Considerazioni sparse dopo la Draft Lottery di ieri notte, che ha premiato i New Orleans Pelicans.

 

-Visto il risultato, le nuove regole sulla distribuzione delle probabilità nella Draft Lottery hanno funzionato….. fin troppo. Potrebbe essere la fine del famoso tanking? Lo scopriremo solo con il tempo, ad oggi il dato è che i 3 team ‘titolari’dei peggiori record in regular season sceglieranno al 3, al 5 ed al 6.

 

-Molti, se non tutti gli insider NBA ci hanno parlato di come il vincitore della Lottery avrebbe avuto in mano una fiche fondamentale per provare ad imbastire una trade per Anthony Davis, e invece….. Griffin è abituato a vincere, ed ora, grazie al jackpot Williamson, inizierà con i presupposti migliori il suo percorso con i Pelicans. Decisamente interessanti in questo senso le sue dichiarazioni a Espn: “Potremmo fare come i Thunder con Paul George, tenerlo con noi per fargli vedere realmente cosa siamo. Vincere la Lottery può avvicinarci a convincerlo. I talenti d’élite vogliono giocare insieme, e io non riesco ad immaginare un giocatore di quel tipo nel suo prime che guarda alla nostra situazione e si convince del fatto che ci sia un gruppo migliore del nostro

 

-Inutile dire che Anthony Davis rimarrà al centro dei rumors, e sinceramente sarebbe strano il contrario….Parliamo di una superstar dominante e versatile both ends, quando un giocatore del genere finisce sul mercato ogni team ha il dovere di provarci.

-I Lakers con la 4 hanno un asset in più da inserire nel ‘pacchetto’, per lui o per altri obiettivi. Ad oggi non possiamo di certo prevedere le dinamiche del Draft, ma non è difficile immaginare che la pick dei gialloviola sarà molto ambita anche da quei team che punteranno a salire fino al n.4, per non rischiare di perdere il giocatore desiderato. Phoenix e Chicago ad esempio, hanno entrambe un need evidente in regia, e i Bulls potrebbero cercare di scavalcare i Suns per non farsi soffiare l’obiettivo….

A proposito dei Lakers, forse i ‘problemi’fuori dal campo hanno generato una sensazione troppo negativa sulle loro prospettive. Hanno LeBron, un core giovane, ora la pick n.4 e anche lo spazio per firmare un max player o per trade ‘sbilanciate’. C’è chi sta peggio eh….

 

-Memphis al n.2 cadrà comunque in piedi, potrebbe accelerare il rebuilding cedendo Mike Conley (occhio a Jazz e Pacers, o altri team che normalmente non firmano i Top Free Agent, potrebbero muoversi in anticipo…) e scegliendo l’ottimo Ja Morant per formare un duo decisamente futuribile con Jaren Jackson Jr. L’alternativa? Puntare sul valore del nucleo attuale ed aggiungere il talento da scorer di R.J. Barrett. Difficile fare ipotesi dato che il front office è nuovo e non hanno ancora scelto il nuovo coach. Ed a condizionare il tutto c’è sempre il ‘debito’di una prima scelta con i Celtics, protetta se tra le prime 6 nel 2020, senza protezioni nel 2021.

 

-New York ovviamente sognava Zion e il suo brand, ieri durante la Lottery Wojnarowski ha sussurrato che una eventuale n.1 non sarebbe finita sul mercato, neanche per Davis.
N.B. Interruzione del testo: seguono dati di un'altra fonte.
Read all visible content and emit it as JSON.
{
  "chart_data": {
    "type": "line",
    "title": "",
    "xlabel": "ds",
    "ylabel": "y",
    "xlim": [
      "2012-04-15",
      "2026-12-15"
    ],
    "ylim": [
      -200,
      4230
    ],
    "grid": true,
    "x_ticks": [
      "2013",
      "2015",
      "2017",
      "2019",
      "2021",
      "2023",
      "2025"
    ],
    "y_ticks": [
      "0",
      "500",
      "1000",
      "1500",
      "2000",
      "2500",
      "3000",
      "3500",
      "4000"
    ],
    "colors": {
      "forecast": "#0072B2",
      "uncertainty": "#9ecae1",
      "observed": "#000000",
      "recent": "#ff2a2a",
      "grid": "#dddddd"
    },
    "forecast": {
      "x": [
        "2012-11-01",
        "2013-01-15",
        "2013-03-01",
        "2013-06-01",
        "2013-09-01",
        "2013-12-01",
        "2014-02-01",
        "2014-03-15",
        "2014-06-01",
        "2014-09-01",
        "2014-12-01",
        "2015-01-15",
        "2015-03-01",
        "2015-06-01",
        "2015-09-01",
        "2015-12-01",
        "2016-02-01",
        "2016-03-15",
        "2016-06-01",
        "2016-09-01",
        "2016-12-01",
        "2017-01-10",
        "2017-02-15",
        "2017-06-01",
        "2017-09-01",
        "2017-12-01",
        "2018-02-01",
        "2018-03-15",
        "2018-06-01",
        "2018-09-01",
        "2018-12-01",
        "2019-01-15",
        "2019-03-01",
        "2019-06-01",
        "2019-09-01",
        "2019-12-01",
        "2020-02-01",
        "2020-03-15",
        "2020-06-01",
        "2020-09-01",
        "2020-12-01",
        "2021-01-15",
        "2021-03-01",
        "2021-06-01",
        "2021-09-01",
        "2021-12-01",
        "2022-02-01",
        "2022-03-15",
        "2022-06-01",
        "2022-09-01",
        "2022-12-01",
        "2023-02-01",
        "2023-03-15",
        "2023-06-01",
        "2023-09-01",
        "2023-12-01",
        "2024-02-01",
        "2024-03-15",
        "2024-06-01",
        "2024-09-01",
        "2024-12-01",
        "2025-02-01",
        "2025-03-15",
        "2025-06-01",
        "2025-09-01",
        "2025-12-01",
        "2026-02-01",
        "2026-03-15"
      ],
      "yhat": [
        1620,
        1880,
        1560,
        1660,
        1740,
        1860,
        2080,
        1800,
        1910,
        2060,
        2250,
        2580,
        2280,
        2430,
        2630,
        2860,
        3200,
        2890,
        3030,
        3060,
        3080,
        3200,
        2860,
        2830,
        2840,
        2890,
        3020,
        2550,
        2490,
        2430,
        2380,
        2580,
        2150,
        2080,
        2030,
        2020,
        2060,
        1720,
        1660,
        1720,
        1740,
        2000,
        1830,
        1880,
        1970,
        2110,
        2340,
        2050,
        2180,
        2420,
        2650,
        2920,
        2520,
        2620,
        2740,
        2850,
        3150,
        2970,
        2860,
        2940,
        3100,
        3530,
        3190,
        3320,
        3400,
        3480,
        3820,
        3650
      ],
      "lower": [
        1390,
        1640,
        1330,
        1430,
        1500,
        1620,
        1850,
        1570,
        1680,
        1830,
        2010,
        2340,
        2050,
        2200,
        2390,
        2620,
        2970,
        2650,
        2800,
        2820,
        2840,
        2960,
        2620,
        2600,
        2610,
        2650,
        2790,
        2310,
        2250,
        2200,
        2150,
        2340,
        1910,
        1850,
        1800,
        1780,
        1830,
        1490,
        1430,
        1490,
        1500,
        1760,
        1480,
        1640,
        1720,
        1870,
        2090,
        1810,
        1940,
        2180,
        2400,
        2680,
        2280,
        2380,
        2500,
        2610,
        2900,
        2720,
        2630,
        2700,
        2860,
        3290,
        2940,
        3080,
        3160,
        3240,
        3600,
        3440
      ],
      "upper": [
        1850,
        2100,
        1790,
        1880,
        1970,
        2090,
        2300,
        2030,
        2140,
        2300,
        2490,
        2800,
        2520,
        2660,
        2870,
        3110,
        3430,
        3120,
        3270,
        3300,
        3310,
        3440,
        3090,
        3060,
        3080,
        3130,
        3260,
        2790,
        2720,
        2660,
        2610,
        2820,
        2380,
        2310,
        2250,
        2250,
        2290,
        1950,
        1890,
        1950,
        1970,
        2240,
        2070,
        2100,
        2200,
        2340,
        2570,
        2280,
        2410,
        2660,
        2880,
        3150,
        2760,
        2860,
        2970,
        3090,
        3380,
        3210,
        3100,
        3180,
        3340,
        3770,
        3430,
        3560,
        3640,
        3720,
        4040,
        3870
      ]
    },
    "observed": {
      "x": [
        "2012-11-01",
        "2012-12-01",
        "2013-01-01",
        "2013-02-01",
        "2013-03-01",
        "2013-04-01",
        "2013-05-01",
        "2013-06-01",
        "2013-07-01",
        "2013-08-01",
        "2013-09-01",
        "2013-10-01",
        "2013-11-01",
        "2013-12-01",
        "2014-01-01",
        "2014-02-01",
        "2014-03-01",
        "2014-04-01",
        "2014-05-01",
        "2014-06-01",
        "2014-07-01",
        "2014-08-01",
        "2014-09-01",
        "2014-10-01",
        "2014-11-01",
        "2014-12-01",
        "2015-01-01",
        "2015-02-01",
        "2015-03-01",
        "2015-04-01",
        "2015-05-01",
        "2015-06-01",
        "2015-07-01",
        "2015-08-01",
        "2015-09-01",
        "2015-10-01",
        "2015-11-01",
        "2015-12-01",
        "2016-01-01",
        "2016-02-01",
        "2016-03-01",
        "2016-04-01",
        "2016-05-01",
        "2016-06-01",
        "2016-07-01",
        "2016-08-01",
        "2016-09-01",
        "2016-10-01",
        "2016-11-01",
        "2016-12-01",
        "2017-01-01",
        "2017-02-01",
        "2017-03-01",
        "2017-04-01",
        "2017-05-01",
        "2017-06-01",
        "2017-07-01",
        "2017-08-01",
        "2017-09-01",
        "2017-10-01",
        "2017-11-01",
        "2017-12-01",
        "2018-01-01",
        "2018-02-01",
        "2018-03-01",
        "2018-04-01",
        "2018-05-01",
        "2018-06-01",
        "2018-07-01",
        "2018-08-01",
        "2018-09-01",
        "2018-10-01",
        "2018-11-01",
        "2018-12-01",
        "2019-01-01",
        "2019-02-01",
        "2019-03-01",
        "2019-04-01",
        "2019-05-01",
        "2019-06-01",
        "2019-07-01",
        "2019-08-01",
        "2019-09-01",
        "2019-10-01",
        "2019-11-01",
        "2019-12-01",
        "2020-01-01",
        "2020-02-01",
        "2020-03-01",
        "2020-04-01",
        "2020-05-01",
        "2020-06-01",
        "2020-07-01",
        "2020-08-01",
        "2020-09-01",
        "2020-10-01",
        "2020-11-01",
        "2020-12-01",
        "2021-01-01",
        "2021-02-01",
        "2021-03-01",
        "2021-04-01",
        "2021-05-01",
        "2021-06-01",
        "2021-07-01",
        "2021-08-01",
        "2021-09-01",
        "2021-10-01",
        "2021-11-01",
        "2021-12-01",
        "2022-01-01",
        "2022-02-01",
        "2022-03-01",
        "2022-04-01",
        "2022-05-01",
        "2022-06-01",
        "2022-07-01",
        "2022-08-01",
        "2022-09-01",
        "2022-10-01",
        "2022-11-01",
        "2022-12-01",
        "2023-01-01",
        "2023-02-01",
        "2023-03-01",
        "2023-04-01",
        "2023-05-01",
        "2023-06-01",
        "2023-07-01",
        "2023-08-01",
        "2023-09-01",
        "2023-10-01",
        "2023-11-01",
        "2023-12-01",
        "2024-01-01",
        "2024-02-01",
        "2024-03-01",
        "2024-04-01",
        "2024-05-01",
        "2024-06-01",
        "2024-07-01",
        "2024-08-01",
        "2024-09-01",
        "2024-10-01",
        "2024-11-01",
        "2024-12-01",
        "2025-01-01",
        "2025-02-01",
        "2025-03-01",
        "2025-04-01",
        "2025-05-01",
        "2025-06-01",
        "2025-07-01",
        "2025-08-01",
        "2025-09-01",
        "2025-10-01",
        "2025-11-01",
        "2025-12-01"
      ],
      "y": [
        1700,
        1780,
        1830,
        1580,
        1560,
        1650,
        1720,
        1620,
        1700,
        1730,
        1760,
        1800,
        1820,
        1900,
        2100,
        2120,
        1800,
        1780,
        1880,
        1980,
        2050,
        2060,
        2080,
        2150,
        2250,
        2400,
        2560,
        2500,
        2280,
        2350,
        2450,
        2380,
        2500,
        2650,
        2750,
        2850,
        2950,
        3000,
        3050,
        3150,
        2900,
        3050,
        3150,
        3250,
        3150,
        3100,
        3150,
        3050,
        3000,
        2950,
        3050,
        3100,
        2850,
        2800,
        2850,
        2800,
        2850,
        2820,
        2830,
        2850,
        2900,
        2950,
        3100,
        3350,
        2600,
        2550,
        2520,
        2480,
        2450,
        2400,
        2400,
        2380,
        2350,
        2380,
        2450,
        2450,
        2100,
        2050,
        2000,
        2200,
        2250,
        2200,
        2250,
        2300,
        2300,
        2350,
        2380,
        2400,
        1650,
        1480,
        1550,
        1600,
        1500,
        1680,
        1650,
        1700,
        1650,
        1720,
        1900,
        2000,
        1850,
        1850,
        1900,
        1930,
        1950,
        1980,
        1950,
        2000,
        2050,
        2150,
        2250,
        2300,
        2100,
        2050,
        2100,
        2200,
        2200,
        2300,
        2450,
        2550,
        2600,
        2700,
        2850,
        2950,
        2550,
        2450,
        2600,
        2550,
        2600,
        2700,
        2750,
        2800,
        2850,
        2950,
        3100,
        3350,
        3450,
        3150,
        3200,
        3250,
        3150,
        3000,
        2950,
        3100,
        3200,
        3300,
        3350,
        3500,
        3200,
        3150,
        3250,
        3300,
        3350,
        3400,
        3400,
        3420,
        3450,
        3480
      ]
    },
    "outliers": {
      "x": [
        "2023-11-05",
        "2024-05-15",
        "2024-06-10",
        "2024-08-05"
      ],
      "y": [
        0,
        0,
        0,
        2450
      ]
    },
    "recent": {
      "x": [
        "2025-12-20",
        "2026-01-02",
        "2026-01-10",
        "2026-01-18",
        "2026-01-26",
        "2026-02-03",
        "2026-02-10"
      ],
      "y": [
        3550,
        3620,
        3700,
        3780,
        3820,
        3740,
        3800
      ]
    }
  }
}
Poteva andare molto meglio, ma non è di certo su questa scelta che si giocava  il destino del team. Il momento clou della offseason sarà la Free Agency, quando avranno circa 74 milioni per muoversi…

Barrett o Morant saranno un ottimo premio di consolazione, l’ex Duke in particolare non è certo il tipo che si lascia condizionare dal giudizio e dalla pressione del MSG.

-Ora inizia la vera e propria ‘Draft Season’, con Combine, Workout, Rumors su promesse e su interessi vari. Quest’anno sarà ancora più interessante seguire tutto con attenzione, dato che dopo il terzetto Zion-Morant-Barrett la situazione è in continuo divenire.